[Beowulf] How Would You Test Infiniband in New Cluster?

Tue Nov 17 14:46:43 PST 2009

Jon Forrest wrote:
> Bill Broadley wrote:
> 
>> My first suggest sanity test would be to test latency and bandwidth to
>> insure
>> you are getting IB numbers.  So 80-100MB/sec and 30-60us for a small
>> packet
>> would imply GigE.  6-8 times the bandwidth certainly would imply SDR or
>> better.  Latency varies quite a bit among implementation, I'd try to get
>> within 30-40% of advertised latency numbers.
> 
> For those of us who aren't familiar with IB utilities,
> could you give some examples of the commands you'd use
> to do this?
> 
> Thanks,
> Jon

Here's 2 that I use:
 http://cse.ucdavis.edu/bill/relay.c
 http://cse.ucdavis.edu/bill/mpi_nxnlatbw.c

So to compile, assuming a sane environment:
mpicc -O3 relay.c -o relay

The command to run an MPI program varies by environment and mpi
implementation, and batch queue environment (especially tight integration).
It should be something close to:
mpirun -np <number of nodes> -machinefile <list of nodes> ./relay 1
mpirun -np <number of nodes> -machinefile <list of nodes> ./relay 1024
mpirun -np <number of nodes> -machinefile <list of nodes> ./relay 8192

You should see something like:
c0-8 c0-22
size=     1,  16384 hops,  2 nodes in   0.75 sec ( 45.97 us/hop)     85 KB/sec
c0-8 c0-22
size=  1024,  16384 hops,  2 nodes in   2.00 sec (121.94 us/hop)  32803 KB/sec
c0-8 c0-22
size=  8192,  16384 hops,  2 nodes in   6.21 sec (379.05 us/hop)  84421 KB/sec

So basically on a tiny packet 45us of latency (normal for gigE), and on a
large package 84MB/sec or so (normal for GigE).

I'd start with 2 nodes, then if you are happy try it with all nodes.

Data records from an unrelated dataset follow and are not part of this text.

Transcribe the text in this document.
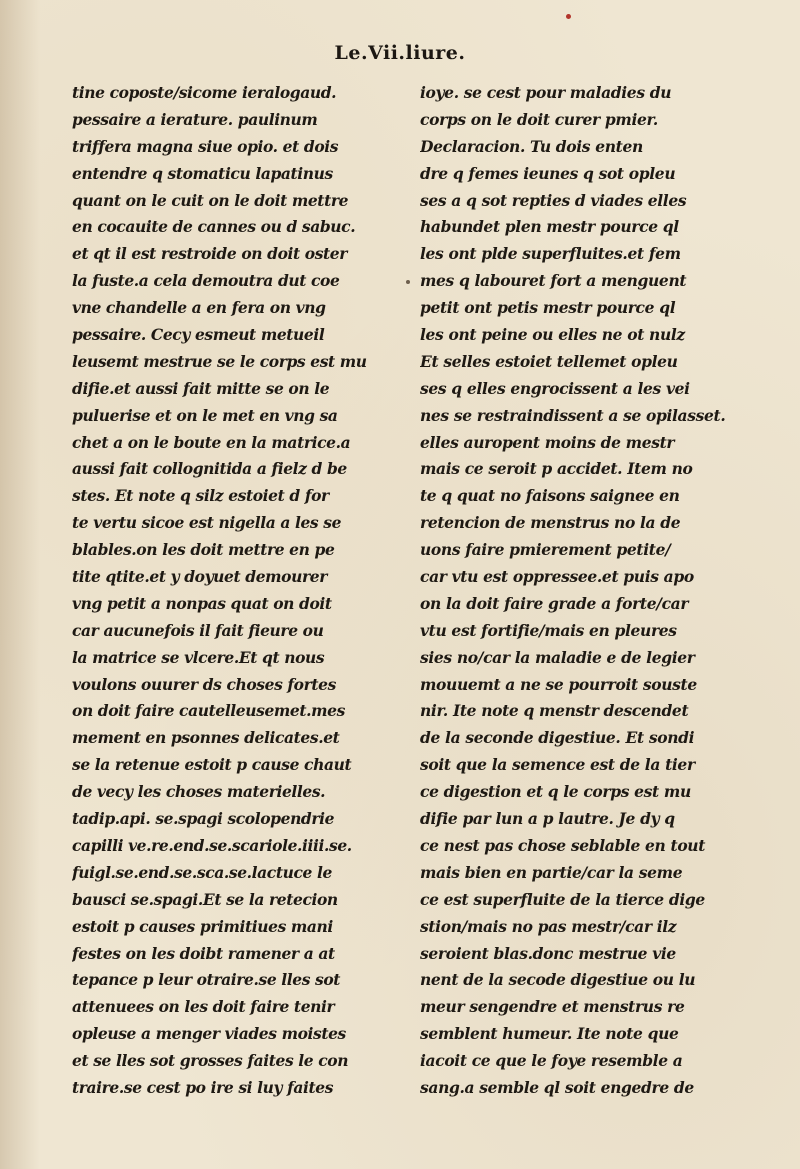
Le.Vii.liure.
tine coposte/sicome ieralogaud.
pessaire a ierature. paulinum
triffera magna siue opio. et dois
entendre q stomaticu lapatinus
quant on le cuit on le doit mettre
en cocauite de cannes ou d sabuc.
et qt il est restroide on doit oster
la fuste.a cela demoutra dut coe
vne chandelle a en fera on vng
pessaire. Cecy esmeut metueil
leusemt mestrue se le corps est mu
difie.et aussi fait mitte se on le
puluerise et on le met en vng sa
chet a on le boute en la matrice.a
aussi fait collognitida a fielz d be
stes. Et note q silz estoiet d for
te vertu sicoe est nigella a les se
blables.on les doit mettre en pe
tite qtite.et y doyuet demourer
vng petit a nonpas quat on doit
car aucunefois il fait fieure ou
la matrice se vlcere.Et qt nous
voulons ouurer ds choses fortes
on doit faire cautelleusemet.mes
mement en psonnes delicates.et
se la retenue estoit p cause chaut
de vecy les choses materielles.
tadip.api. se.spagi scolopendrie
capilli ve.re.end.se.scariole.iiii.se.
fuigl.se.end.se.sca.se.lactuce le
bausci se.spagi.Et se la retecion
estoit p causes primitiues mani
festes on les doibt ramener a at
tepance p leur otraire.se lles sot
attenuees on les doit faire tenir
opleuse a menger viades moistes
et se lles sot grosses faites le con
traire.se cest po ire si luy faites
ioye. se cest pour maladies du
corps on le doit curer pmier.
Declaracion. Tu dois enten
dre q femes ieunes q sot opleu
ses a q sot repties d viades elles
habundet plen mestr pource ql
les ont plde superfluites.et fem
mes q labouret fort a menguent
petit ont petis mestr pource ql
les ont peine ou elles ne ot nulz
Et selles estoiet tellemet opleu
ses q elles engrocissent a les vei
nes se restraindissent a se opilasset.
elles auropent moins de mestr
mais ce seroit p accidet. Item no
te q quat no faisons saignee en
retencion de menstrus no la de
uons faire pmierement petite/
car vtu est oppressee.et puis apo
on la doit faire grade a forte/car
vtu est fortifie/mais en pleures
sies no/car la maladie e de legier
mouuemt a ne se pourroit souste
nir. Ite note q menstr descendet
de la seconde digestiue. Et sondi
soit que la semence est de la tier
ce digestion et q le corps est mu
difie par lun a p lautre. Je dy q
ce nest pas chose seblable en tout
mais bien en partie/car la seme
ce est superfluite de la tierce dige
stion/mais no pas mestr/car ilz
seroient blas.donc mestrue vie
nent de la secode digestiue ou lu
meur sengendre et menstrus re
semblent humeur. Ite note que
iacoit ce que le foye resemble a
sang.a semble ql soit engedre de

Now for infiniband you should see something like:

c0-5 c0-4
size=     1,  16384 hops,  2 nodes in   0.03 sec (  1.72 us/hop)   2274 KB/sec
c0-5 c0-4
size=  1024,  16384 hops,  2 nodes in   0.16 sec (  9.92 us/hop) 403324 KB/sec
c0-5 c0-4
size=  8192,  16384 hops,  2 nodes in  0.50 sec ( 30.34 us/hop) 1054606 KB/sec

Note the latency is some 25 times less and the bandwidth some 10+ times
higher.  Note the hostnames are different, don't run multiple copies on the
same node unless you intend to.  Running 4 copies on a 4 cpu node doesn't test
infiniband.

So once you get what you expect I'd suggest something a bit more
comprehensive.  Something like:
mpirun -np <number of nodes> -machinefile <list of nodes> ./mpi_nxnlatbw

I'd expect some different in latency and bandwidth between nodes, but not any
big differences.  Something like:
[0<->1]		1.85us		1398.825264 (MillionBytes/sec)
[0<->2]		1.75us		1300.812337 (MillionBytes/sec)
[0<->3]		1.76us		1396.205242 (MillionBytes/sec)
[0<->4]		1.68us		1398.647324 (MillionBytes/sec)
[1<->0]		1.82us		1375.550155 (MillionBytes/sec)
[1<->2]		1.69us		1397.936020 (MillionBytes/sec)
...

Once those numbers are consistent and where you expect them (both latency and
bandwidth) I'd follow up with a production code that produces a known answer
and is likely to provide much wider MPI coverage.